In a report released on Tuesday, Nov. 30 by the Aleut Community of St. Paul Island tribal government and SalmonState’s Salmon Habitat Information Program notes that since the program began this summer it has been endorsed by 19 Alaska-based fisheries trade organizations and that 1,697 fishermen have offered their opinions on climate change via telephone interviews.

The program provides a smartphone app that allows fishermen to log observations in real time from the fishing grounds.

Given this summer’s results, it’s clear fishermen are up for the work of using technology to contribute their observations and knowledge to the data set, said Lauren Divine, director of the ecosystem conservation office at the tribal government.
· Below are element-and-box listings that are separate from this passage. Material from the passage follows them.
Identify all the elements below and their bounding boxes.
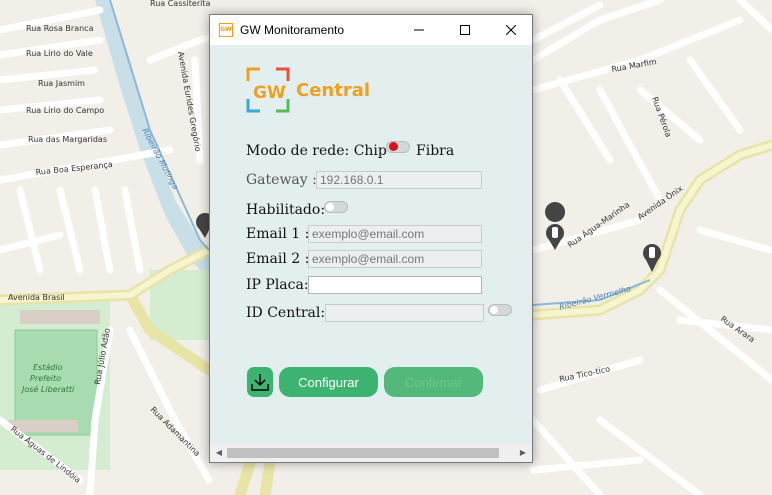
street-label: Rua Cassiterita [150,0,210,8]
street-label: Rua Jasmim [38,79,85,88]
toggle-knob [490,306,498,314]
network-mode-fiber-label: Fibra [416,143,455,159]
ip-field[interactable] [308,276,482,294]
enabled-toggle[interactable] [324,201,348,213]
logo-central-text: Central [296,80,370,101]
horizontal-scrollbar[interactable]: ◀ ▶ [210,444,532,462]
stadium-label: José Liberatti [20,384,75,394]
street-label: Avenida Brasil [8,293,65,302]
gateway-field[interactable]: 192.168.0.1 [316,171,482,189]
window-title: GW Monitoramento [240,23,345,37]
maximize-button[interactable] [442,15,488,45]
minimize-icon [414,29,424,31]
maximize-icon [460,25,470,35]
download-button[interactable] [247,367,273,397]
street-label: Rua Lírio do Vale [26,49,93,58]
app-icon: GW [219,23,233,37]
app-window: GW GW Monitoramento GW Central Modo de r… [209,14,533,463]
scroll-right-icon[interactable]: ▶ [517,447,529,459]
street-label: Rua das Margaridas [28,135,107,144]
toggle-knob [389,142,398,151]
idcentral-toggle[interactable] [488,304,512,316]
configure-button[interactable]: Configurar [279,367,378,397]
email1-label: Email 1 : [246,226,310,242]
logo-gw-text: GW [253,83,286,103]
scroll-thumb[interactable] [227,448,499,458]
ip-label: IP Placa: [246,277,309,293]
email2-label: Email 2 : [246,251,310,267]
scroll-left-icon[interactable]: ◀ [213,447,225,459]
email2-field[interactable]: exemplo@email.com [308,250,482,268]
stadium-label: Estádio [33,363,63,372]
toggle-knob [326,203,334,211]
network-mode-toggle[interactable] [386,141,410,153]
gateway-label: Gateway : [246,172,317,188]
close-button[interactable] [488,15,534,45]
email1-field[interactable]: exemplo@email.com [308,225,482,243]
form-panel: GW Central Modo de rede: Chip Fibra Gate… [210,45,532,444]
minimize-button[interactable] [396,15,442,45]
network-mode-label: Modo de rede: Chip [246,143,387,159]
street-label: Rua Lírio do Campo [26,106,104,115]
idcentral-label: ID Central: [246,305,326,321]
stadium-label: Prefeito [30,374,61,383]
close-icon [506,25,516,35]
confirm-button[interactable]: Confirmar [384,367,483,397]
idcentral-field[interactable] [325,304,484,322]
download-icon [251,374,269,391]
enabled-label: Habilitado: [246,202,326,218]
street-label: Rua Rosa Branca [26,24,94,33]
title-bar[interactable]: GW GW Monitoramento [210,15,532,45]
gw-central-logo: GW Central [246,67,370,113]
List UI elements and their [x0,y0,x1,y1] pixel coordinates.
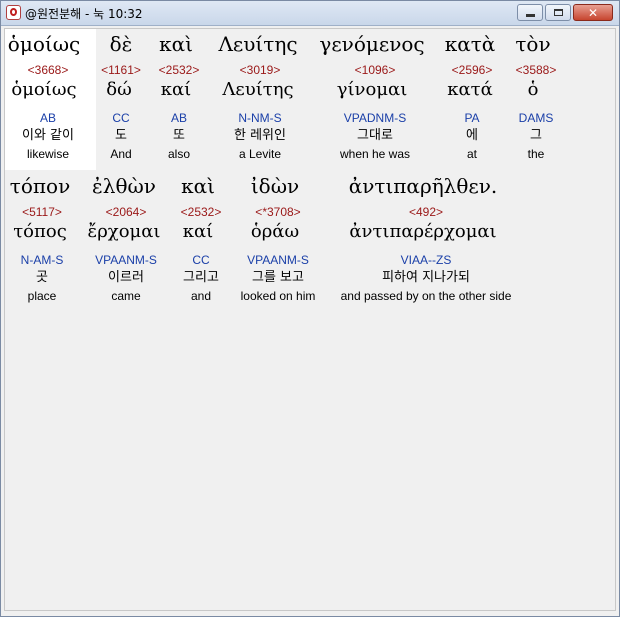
lemma: ὁ [527,79,539,100]
word-column[interactable]: καὶ [159,32,193,56]
word-column[interactable]: καὶ [181,174,215,198]
english-gloss: place [27,289,57,303]
close-button[interactable]: ✕ [573,4,613,21]
parsing-code[interactable]: DAMS [519,111,554,125]
lemma: Λευίτης [222,79,294,100]
greek-word: κατὰ [444,32,496,56]
lemma: ἀντιπαρέρχομαι [349,221,497,242]
greek-word: τὸν [515,32,551,56]
word-column[interactable]: Λευίτης [218,32,297,56]
greek-word: γενόμενος [319,32,425,56]
strong-number[interactable]: <*3708> [255,205,300,219]
english-gloss: at [466,147,478,161]
minimize-button[interactable] [517,4,543,21]
strong-number[interactable]: <3019> [240,63,281,77]
parsing-code[interactable]: AB [171,111,187,125]
word-column[interactable]: ἀντιπαρῆλθεν. [349,174,498,198]
strong-number[interactable]: <2064> [106,205,147,219]
greek-word: ἀντιπαρῆλθεν. [348,174,498,198]
interlinear-panel: ὁμοίως δὲ καὶ Λευίτης γενόμενος κατὰ τὸν… [4,28,616,611]
greek-word: καὶ [159,32,193,56]
greek-word: ἐλθὼν [92,174,156,198]
english-gloss: and passed by on the other side [340,289,512,303]
word-column[interactable]: τὸν [515,32,550,56]
strong-number[interactable]: <2596> [452,63,493,77]
word-column[interactable]: κατὰ [445,32,496,56]
word-column[interactable]: ἰδὼν [251,174,299,198]
app-icon [6,5,21,20]
english-gloss: came [111,289,141,303]
lemma: γίνομαι [336,79,408,100]
lemma: κατά [447,79,493,100]
word-column[interactable]: ἐλθὼν [92,174,156,198]
word-column[interactable]: δὲ [110,32,133,56]
english-gloss: the [527,147,545,161]
lemma: ὁμοίως [11,79,77,100]
lemma: ὁράω [250,221,300,242]
greek-word: Λευίτης [218,32,298,56]
window-title: @원전분해 - 눅 10:32 [25,7,143,21]
strong-number[interactable]: <2532> [159,63,200,77]
parsing-code[interactable]: CC [112,111,129,125]
english-gloss: and [190,289,212,303]
korean-gloss: 한 레위인 [234,128,286,143]
strong-number[interactable]: <3588> [516,63,557,77]
parsing-code[interactable]: AB [40,111,56,125]
korean-gloss: 이르러 [108,270,144,285]
maximize-button[interactable] [545,4,571,21]
parsing-code[interactable]: N-AM-S [21,253,64,267]
lemma: τόπος [13,221,67,242]
parsing-code[interactable]: CC [192,253,209,267]
window-controls: ✕ [517,4,613,22]
korean-gloss: 곳 [36,270,48,285]
parsing-code[interactable]: VPADNM-S [344,111,406,125]
korean-gloss: 그 [530,128,542,143]
strong-number[interactable]: <1161> [101,63,141,77]
english-gloss: also [167,147,191,161]
english-gloss: And [110,147,132,161]
title-bar[interactable]: @원전분해 - 눅 10:32 ✕ [1,1,619,26]
korean-gloss: 또 [173,128,185,143]
strong-number[interactable]: <1096> [355,63,396,77]
greek-word: καὶ [181,174,215,198]
strong-number[interactable]: <3668> [28,63,69,77]
word-column[interactable]: γενόμενος [319,32,424,56]
parsing-code[interactable]: PA [464,111,479,125]
word-column[interactable]: τόπον [10,174,70,198]
parsing-code[interactable]: VIAA--ZS [401,253,452,267]
korean-gloss: 피하여 지나가되 [382,270,470,285]
korean-gloss: 그리고 [183,270,219,285]
korean-gloss: 그대로 [357,128,393,143]
greek-word: τόπον [9,174,71,198]
close-icon: ✕ [587,5,599,20]
greek-word: δὲ [109,32,133,56]
lemma: δώ [106,79,132,100]
korean-gloss: 도 [115,128,127,143]
korean-gloss: 에 [466,128,478,143]
greek-word: ὁμοίως [7,32,81,56]
strong-number[interactable]: <492> [409,205,443,219]
parsing-code[interactable]: VPAANM-S [247,253,309,267]
english-gloss: a Levite [238,147,282,161]
english-gloss: looked on him [240,289,316,303]
word-column[interactable]: ὁμοίως [8,32,80,56]
english-gloss: when he was [339,147,411,161]
korean-gloss: 그를 보고 [252,270,304,285]
lemma: ἔρχομαι [87,221,161,242]
app-window: @원전분해 - 눅 10:32 ✕ ὁμοίως δὲ καὶ Λευίτης … [0,0,620,617]
english-gloss: likewise [26,147,70,161]
lemma: καί [160,79,192,100]
parsing-code[interactable]: VPAANM-S [95,253,157,267]
lemma: καί [182,221,214,242]
maximize-icon [553,9,563,16]
korean-gloss: 이와 같이 [22,128,74,143]
strong-number[interactable]: <5117> [22,205,62,219]
greek-word: ἰδὼν [250,174,300,198]
strong-number[interactable]: <2532> [181,205,222,219]
parsing-code[interactable]: N-NM-S [238,111,281,125]
minimize-icon [525,13,535,17]
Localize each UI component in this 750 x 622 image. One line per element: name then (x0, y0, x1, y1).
“We were blown away by the amount of organizations and associations willing to endorse and support this project,” said Lindsey Bloom, manager of the Salmon Habitat Information Program.

The 14 sponsors of the program include Cordova District Fishermen United, Copper River Seafood Marketing Association, Commercial Fishermen for Bristol Bay, Bristol Bay Regional Seafood Development Association, the Alaska Marine Conservation Council , Central Bering sea Fishermen’s Association and the Sitka Conservation Society.